Contemporary activists continue this tradition. Women lead community organizations, advocate for children's rights, organize against violence, and push for political change. They're teachers, nurses, social workers, and organizers—often doing the unglamorous, essential work that holds communities together.
These women navigate a particular challenge: fighting for justice while also managing the daily realities of survival, family care, and community maintenance. They organize protests while also making sure children get to school. They advocate for policy change while also cooking Sunday dinner. Their activism isn't separate from their lives—it's woven through everything they do.
Strength and Vulnerability
The image of the strong Black woman is both tribute and trap. Yes, Jamaican women have shown incredible strength—they've had to. But strength isn't the absence of vulnerability or struggle. It's the decision to keep going despite it.
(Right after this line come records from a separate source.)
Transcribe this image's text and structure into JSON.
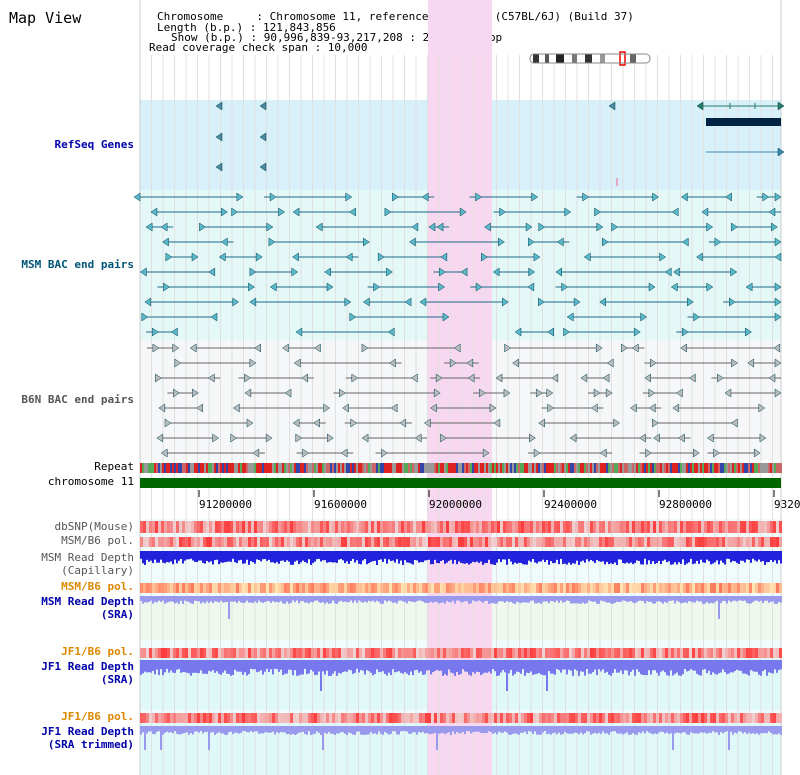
{
  "header": {
    "title": "Map View",
    "info_lines": [
      "Chromosome     : Chromosome 11, reference assembly (C57BL/6J) (Build 37)",
      "Length (b.p.) : 121,843,856",
      "Show (b.p.) : 90,996,839-93,217,208 : 2,220,370 bp",
      "Read coverage check span : 10,000"
    ]
  },
  "tracks": {
    "refseq": "RefSeq Genes",
    "msm_bac": "MSM BAC end pairs",
    "b6n_bac": "B6N BAC end pairs",
    "repeat": "Repeat",
    "chromosome": "chromosome 11",
    "dbsnp": "dbSNP(Mouse)",
    "msm_b6_pol_1": "MSM/B6 pol.",
    "msm_read_depth_cap_1": "MSM Read Depth",
    "msm_read_depth_cap_2": "(Capillary)",
    "msm_b6_pol_2": "MSM/B6 pol.",
    "msm_read_depth_sra_1": "MSM Read Depth",
    "msm_read_depth_sra_2": "(SRA)",
    "jf1_b6_pol_1": "JF1/B6 pol.",
    "jf1_read_depth_sra_1": "JF1 Read Depth",
    "jf1_read_depth_sra_2": "(SRA)",
    "jf1_b6_pol_2": "JF1/B6 pol.",
    "jf1_read_depth_trim_1": "JF1 Read Depth",
    "jf1_read_depth_trim_2": "(SRA trimmed)"
  },
  "scale": {
    "ticks": [
      "91200000",
      "91600000",
      "92000000",
      "92400000",
      "92800000",
      "9320"
    ]
  },
  "colors": {
    "refseq_label": "#0000aa",
    "msm_label": "#005577",
    "b6n_label": "#555555",
    "pol_label": "#dd8800",
    "depth_label": "#0000aa",
    "highlight": "#f8d8f0",
    "chromosome_bar": "#006600"
  }
}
Jamaican women face domestic violence, economic exploitation, and social systems that often fail to protect them. They navigate colorism, classism, and sexism. They carry trauma from history—slavery, colonialism, ongoing economic marginalization—while also carrying families, communities, and culture forward.
Honoring Jamaican women means recognizing both their strength and their struggles. It means understanding that their resilience came at a cost, that strength was often chosen when there were no other options, that survival isn't the same as thriving.
Contemporary Queens
Today's Jamaican women continue to shape global culture. Shelly-Ann Fraser-Pryce dominates track and field while also being a mother and advocate. Stacey-Ann Chin, aka Miss Lou for the new generation, uses poetry to explore identity and belonging. Designers, entrepreneurs, artists, and activists carry forward traditions while also creating something new.
What's exciting about this generation is how they're claiming space without apology. They're not waiting for permission or validation. They're creating businesses, art, music, and movements on their own terms. They're honouring the women who came before while also charting new paths.
Carrying Her Spirit
At Sekkle, when we talk about carrying culture, we're talking about carrying the spirit of these women—the market women who built from nothing, the musicians who innovated despite being sidelined, the grandmothers who held families together, the activists who fought for justice, the contemporary queens who refuse to be diminished.
We recognize that Jamaican culture wouldn't exist in its current form without women's labor, creativity, and determination. Every tradition that survived, every innovation that emerged, every community that held together—women were there, often doing the essential work while receiving little credit.
Honoring Jamaican culture means honoring Jamaican women. Not as background figures or supporting characters, but as the architects, innovators, and carriers of culture they've always been.
Behind every culture that survives, some women carry it. Jamaica knows this truth in its bones.